Sofía sentía que estaba desenterrando no solo el pasado de su familia, sino el de la tierra misma. La libreta de Ivan era su Rosetta. Había un pasaje especialmente enigmático, garabateado al final de una entrada sobre las propiedades «vitales» de la cepa viral: «La absorción… no es aniquilación, sino un estado de preservación simbiótica. El huésped… se convierte en parte de la red… un componente energético. El objetivo: la transmutación gradual del entorno. Un vasto y silencioso jardín.» «¿Un vasto y silencioso jardín?» La idea era absurda y aterradora. ¿Podría el virus estar usando a los humanos para algún propósito desconocido en el ecosistema?
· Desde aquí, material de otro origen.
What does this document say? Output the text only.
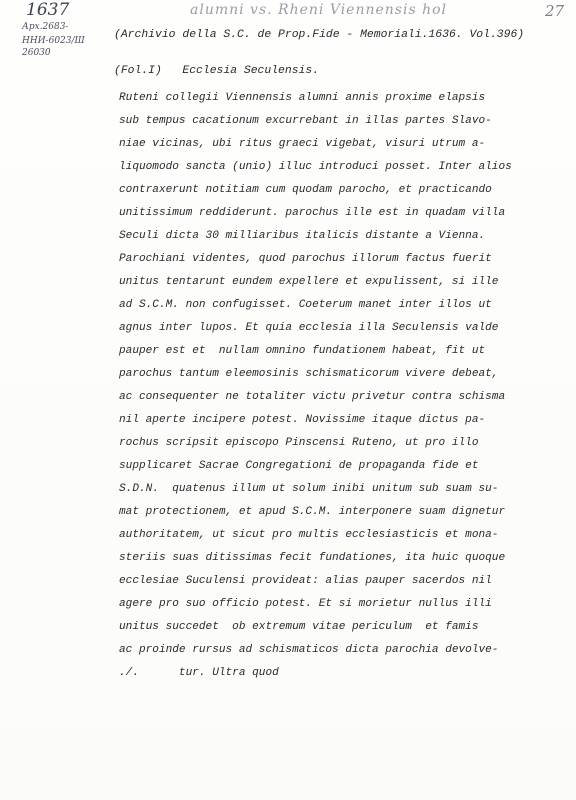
1637	alumni vs. Rheni Viennensis hol	27
Арх.2683-
ННИ-6023/Ш
26030
(Archivio della S.C. de Prop.Fide - Memoriali.1636. Vol.396)
(Fol.I)   Ecclesia Seculensis.
Ruteni collegii Viennensis alumni annis proxime elapsis
sub tempus cacationum excurrebant in illas partes Slavo-
niae vicinas, ubi ritus graeci vigebat, visuri utrum a-
liquomodo sancta (unio) illuc introduci posset. Inter alios
contraxerunt notitiam cum quodam parocho, et practicando
unitissimum reddiderunt. parochus ille est in quadam villa
Seculi dicta 30 milliaribus italicis distante a Vienna.
Parochiani videntes, quod parochus illorum factus fuerit
unitus tentarunt eundem expellere et expulissent, si ille
ad S.C.M. non confugisset. Coeterum manet inter illos ut
agnus inter lupos. Et quia ecclesia illa Seculensis valde
pauper est et  nullam omnino fundationem habeat, fit ut
parochus tantum eleemosinis schismaticorum vivere debeat,
ac consequenter ne totaliter victu privetur contra schisma
nil aperte incipere potest. Novissime itaque dictus pa-
rochus scripsit episcopo Pinscensi Ruteno, ut pro illo
supplicaret Sacrae Congregationi de propaganda fide et
S.D.N.  quatenus illum ut solum inibi unitum sub suam su-
mat protectionem, et apud S.C.M. interponere suam dignetur
authoritatem, ut sicut pro multis ecclesiasticis et mona-
steriis suas ditissimas fecit fundationes, ita huic quoque
ecclesiae Suculensi provideat: alias pauper sacerdos nil
agere pro suo officio potest. Et si morietur nullus illi
unitus succedet  ob extremum vitae periculum  et famis
ac proinde rursus ad schismaticos dicta parochia devolve-
./.      tur. Ultra quod
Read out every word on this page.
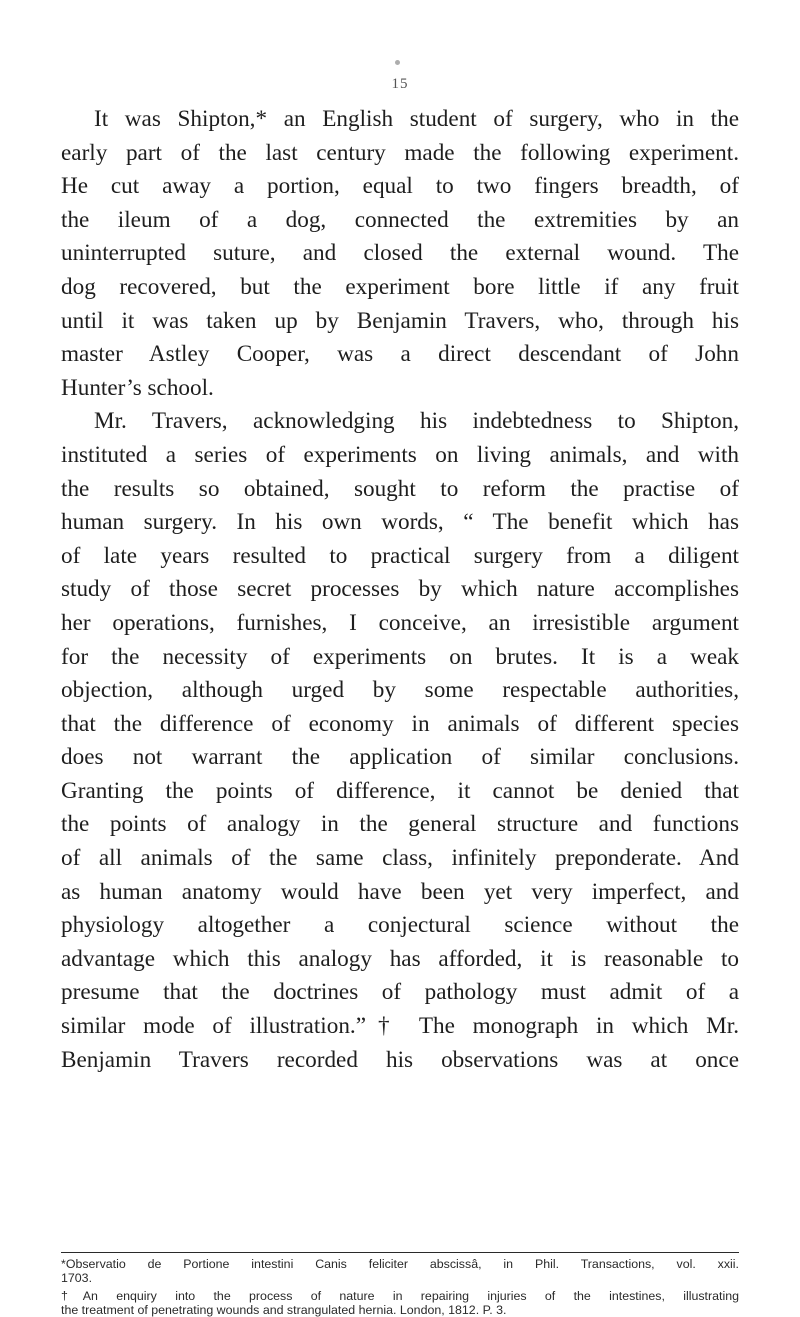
15
It was Shipton,* an English student of surgery, who in the
early part of the last century made the following experiment.
He cut away a portion, equal to two fingers breadth, of
the ileum of a dog, connected the extremities by an
uninterrupted suture, and closed the external wound. The
dog recovered, but the experiment bore little if any fruit
until it was taken up by Benjamin Travers, who, through his
master Astley Cooper, was a direct descendant of John
Hunter’s school.
Mr. Travers, acknowledging his indebtedness to Shipton,
instituted a series of experiments on living animals, and with
the results so obtained, sought to reform the practise of
human surgery. In his own words, “ The benefit which has
of late years resulted to practical surgery from a diligent
study of those secret processes by which nature accomplishes
her operations, furnishes, I conceive, an irresistible argument
for the necessity of experiments on brutes. It is a weak
objection, although urged by some respectable authorities,
that the difference of economy in animals of different species
does not warrant the application of similar conclusions.
Granting the points of difference, it cannot be denied that
the points of analogy in the general structure and functions
of all animals of the same class, infinitely preponderate. And
as human anatomy would have been yet very imperfect, and
physiology altogether a conjectural science without the
advantage which this analogy has afforded, it is reasonable to
presume that the doctrines of pathology must admit of a
similar mode of illustration.”† The monograph in which Mr.
Benjamin Travers recorded his observations was at once
*Observatio de Portione intestini Canis feliciter abscissâ, in Phil. Transactions, vol. xxii.
1703.
†An enquiry into the process of nature in repairing injuries of the intestines, illustrating
the treatment of penetrating wounds and strangulated hernia. London, 1812. P. 3.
Mientras los equipos de investigación de la OMS luchaban por comprender la genética del «Sueño de Piedra», Sofía se centró en la geografía. Utilizando los datos de los drones y las pocas descripciones del baqueano, mapeó los puntos de entrada al monte de los infectados. Todos convergían, no hacia un punto único, sino hacia lo que parecía ser una vasta formación de montículos de tierra y densa vegetación, casi como si el monte mismo estuviera construyendo algo. Un equipo de científicos, desafiando la cuarentena, logró obtener muestras de suelo y vegetación de los bordes de la zona de convergencia. Los resultados preliminares eran desconcertantes. En lugar de la esperada descomposición o la ausencia de vida en el suelo, encontraron una explosión de microflora y raíces inusualmente robustas. Los árboles, aparentemente de edad indeterminada, parecían estar creciendo a un ritmo acelerado, sus copas más densas y sus hojas de un verde más profundo, casi antinatural.

El misterio se profundizó con el análisis de los campos electromagnéticos en la zona. Los instrumentos de los drones detectaron fluctuaciones anómalas, pulsaciones rítmicas que parecían emanar de lo profundo del monte. No eran fenómenos naturales ni señales de equipos humanos. Era como si una inmensa y desconocida «maquinaria» estuviera operando bajo la tierra, alimentada por una fuente de energía que aún no podían identificar.
Sofía, con la ayuda de un anciano chamán qom de una comunidad cercana a Sáenz Peña, escuchó relatos ancestrales sobre un «corazón del monte» que latía bajo la tierra. Un lugar de poder, donde los espíritus de la naturaleza se conectaban y donde el tiempo y la vida se entrelazaban de formas inexplicables. El chamán, con una mirada grave, le advirtió: «El monte toma lo que necesita. A veces, la ofrenda es el silencio.»
¿Era el virus una extensión de este «corazón del monte»? ¿O una entidad que lo había cooptado para sus propios fines? La idea de que los cuerpos petrificados de los afectados no fueran simplemente desechos, sino componentes activos de una red biológica emergente, era escalofriante. El «Sueño de Piedra» no era una enfermedad que mataba, sino una que transformaba, una que reciclaba la esencia humana para construir algo más grande y desconocido. El monte no solo absorbía a las personas, sino que las estaba integrando en una nueva forma de existencia. Y en ese proceso, la humanidad de Sáenz Peña se estaba convirtiendo en el fertilizante de un misterio que apenas comenzaba a revelarse.